Question about the tokenizer's pad_token when using llama2 as target model

tml-epfl / llm-adaptive-attacks

Jailbreaking Leading Safety-Aligned LLMs with Simple Adaptive Attacks [arXiv, Apr 2024]

https://arxiv.org/abs/2404.02151

MIT License

224 stars 23 forks source link

Question about the tokenizer's pad_token when using llama2 as target model #5

Closed Kris-Lcq closed 4 months ago

Kris-Lcq commented 4 months ago

Hello authors, you guys have done an amazing work in the AI safety area. I hava a very simple question about tokenizer's pad_token when using llama2 as target model.
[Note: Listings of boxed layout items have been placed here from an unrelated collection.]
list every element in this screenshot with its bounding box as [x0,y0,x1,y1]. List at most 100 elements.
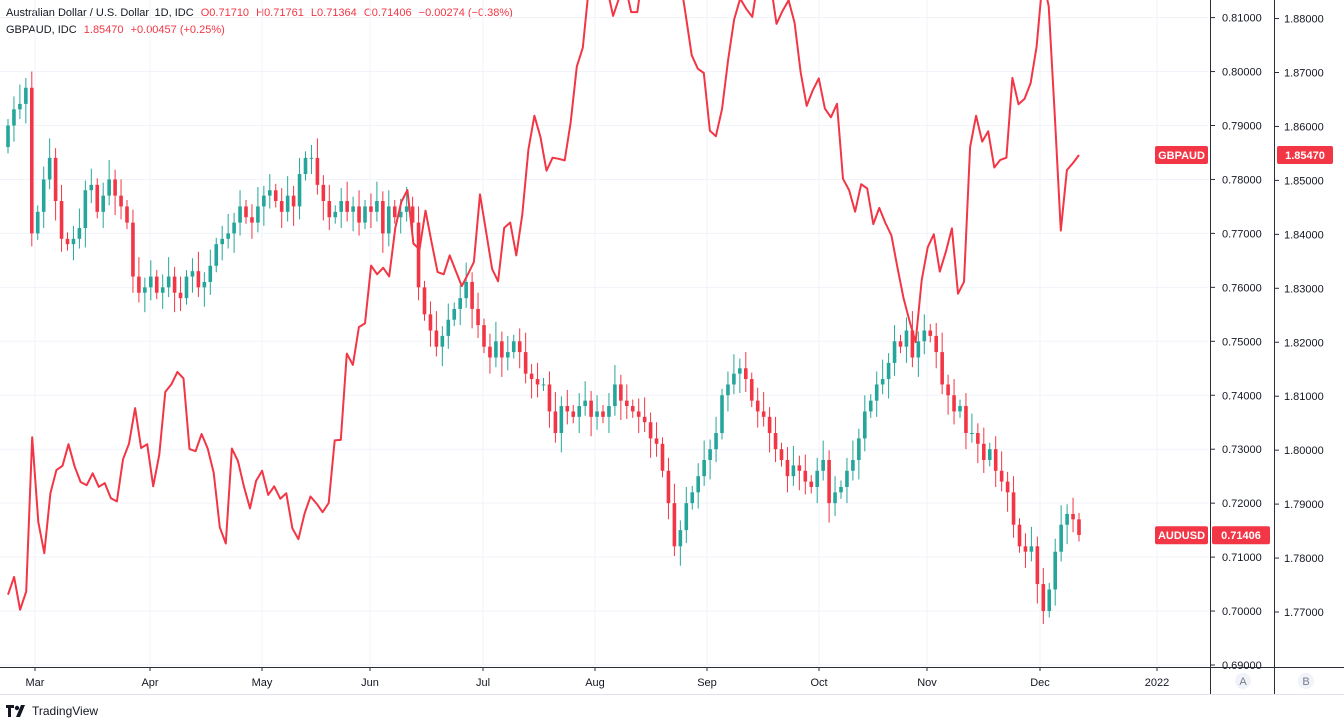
candle-body [1077,519,1081,535]
scale-a-button[interactable] [1235,673,1251,689]
time-label: Sep [697,677,717,689]
legend-high: H0.71761 [256,7,304,19]
candle-body [24,87,28,104]
candle-body [166,276,171,288]
left-scale-label: 0.72000 [1222,498,1262,510]
candle-body [220,238,224,245]
candle-body [71,238,76,245]
audusd-price-label: 0.71406 [1221,530,1261,542]
candle-body [202,281,207,288]
left-scale-label: 0.74000 [1222,390,1262,402]
left-scale-label: 0.69000 [1222,660,1262,672]
candle-body [125,206,129,223]
candle-body [1011,492,1016,525]
candle-body [517,341,522,353]
legend-gbpaud: GBPAUD, IDC 1.85470 +0.00457 (+0.25%) [6,24,229,36]
time-label: Nov [917,677,937,689]
candle-body [500,341,504,358]
candle-body [970,433,974,435]
candle-body [946,384,950,396]
candle-body [559,406,564,434]
candle-body [1035,546,1040,585]
legend-gbpaud-name: GBPAUD, IDC [6,24,77,36]
candle-body [767,416,772,434]
candle-body [940,352,944,385]
candle-body [744,368,748,380]
gbpaud-series-label: GBPAUD [1158,150,1205,162]
candle-body [440,335,445,347]
candle-body [65,238,70,245]
candle-body [315,157,320,185]
candle-body [333,211,338,218]
candle-body [208,265,213,282]
candle-body [77,228,82,239]
candle-body [381,201,385,234]
candle-body [244,206,248,218]
legend-audusd-name: Australian Dollar / U.S. Dollar, 1D, IDC [6,7,194,19]
candle-body [226,233,230,239]
candle-body [464,281,468,299]
left-scale-label: 0.75000 [1222,336,1262,348]
brand-name: TradingView [32,704,99,718]
candle-body [137,276,141,293]
candle-body [987,449,992,460]
candle-body [660,443,665,471]
scale-b-label: B [1302,676,1309,688]
candle-body [113,179,117,196]
candle-body [797,465,802,471]
time-label: Jul [476,677,490,689]
candle-body [285,195,290,212]
scale-a-label: A [1239,676,1247,688]
candle-body [934,335,938,353]
candle-body [648,422,653,439]
candle-body [642,416,647,423]
candle-body [672,503,677,547]
candle-body [273,190,278,202]
candle-body [803,470,808,482]
right-scale-label: 1.78000 [1284,553,1324,565]
left-scale-label: 0.76000 [1222,282,1262,294]
candle-body [178,292,183,299]
right-scale-label: 1.87000 [1284,68,1324,80]
tradingview-branding[interactable]: TradingView [6,704,98,718]
candle-body [410,206,415,223]
candle-body [30,87,34,234]
candle-body [422,287,427,315]
left-scale-label: 0.73000 [1222,444,1262,456]
candle-body [291,195,296,207]
audusd-series-label-bg [1155,526,1208,545]
candle-body [511,341,516,353]
time-label: Jun [361,677,379,689]
candle-body [101,195,105,212]
legend-close: C0.71406 [363,7,412,19]
candle-body [839,486,843,493]
legend-open: O0.71710 [200,7,250,19]
time-label: May [252,677,273,689]
candle-body [1029,546,1034,552]
legend-gbpaud-change: +0.00457 (+0.25%) [130,24,225,36]
candle-body [749,379,754,401]
time-label: 2022 [1145,677,1169,689]
candle-body [892,341,897,363]
candle-body [601,411,605,417]
candle-body [958,406,962,412]
candle-body [327,201,332,218]
left-scale-label: 0.77000 [1222,228,1262,240]
right-scale-label: 1.85000 [1284,175,1324,187]
candle-body [47,157,52,180]
right-scale-label: 1.83000 [1284,283,1324,295]
candle-body [262,195,266,207]
candle-body [577,406,581,417]
candle-body [1041,584,1046,612]
scale-b-button[interactable] [1298,673,1314,689]
candle-body [928,330,933,336]
gbpaud-line [7,0,1080,611]
candle-body [523,352,528,374]
candle-body [922,330,927,342]
tradingview-logo-icon [6,705,25,717]
candle-body [95,184,100,212]
candle-body [874,384,879,401]
candle-body [684,503,689,531]
candle-body [690,492,695,504]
The below code shows when using llama2 as target model, the tokenizer's pad_token should be tokenizer.unk_token. 屏幕截图 2024-07-15 103651 But when i run the main.py, the tokenizer's pad_token is tokenizer.eos_token rather than tokenizer.unk_token because like the below picture shows, in the config.py, the path of Llama-2-7b-chat-hf do not contain " llama2" instead of "Llama-2". Is this an error? 屏幕截图 2024-07-15 103756

max-andr commented 4 months ago

Hi,

I think it shouldn't matter at all for our codebase since we've been always using batch size equal to one (thus, no padding is needed for shorter sequences in a batch).

The reason why that if condition is present is because our repository is based on https://github.com/patrickrchao/JailbreakingLLMs which does use batching, and most likely I just forgot to remove this inactive if statement.

Kris-Lcq commented 4 months ago

Thank you for time, i will close this issue.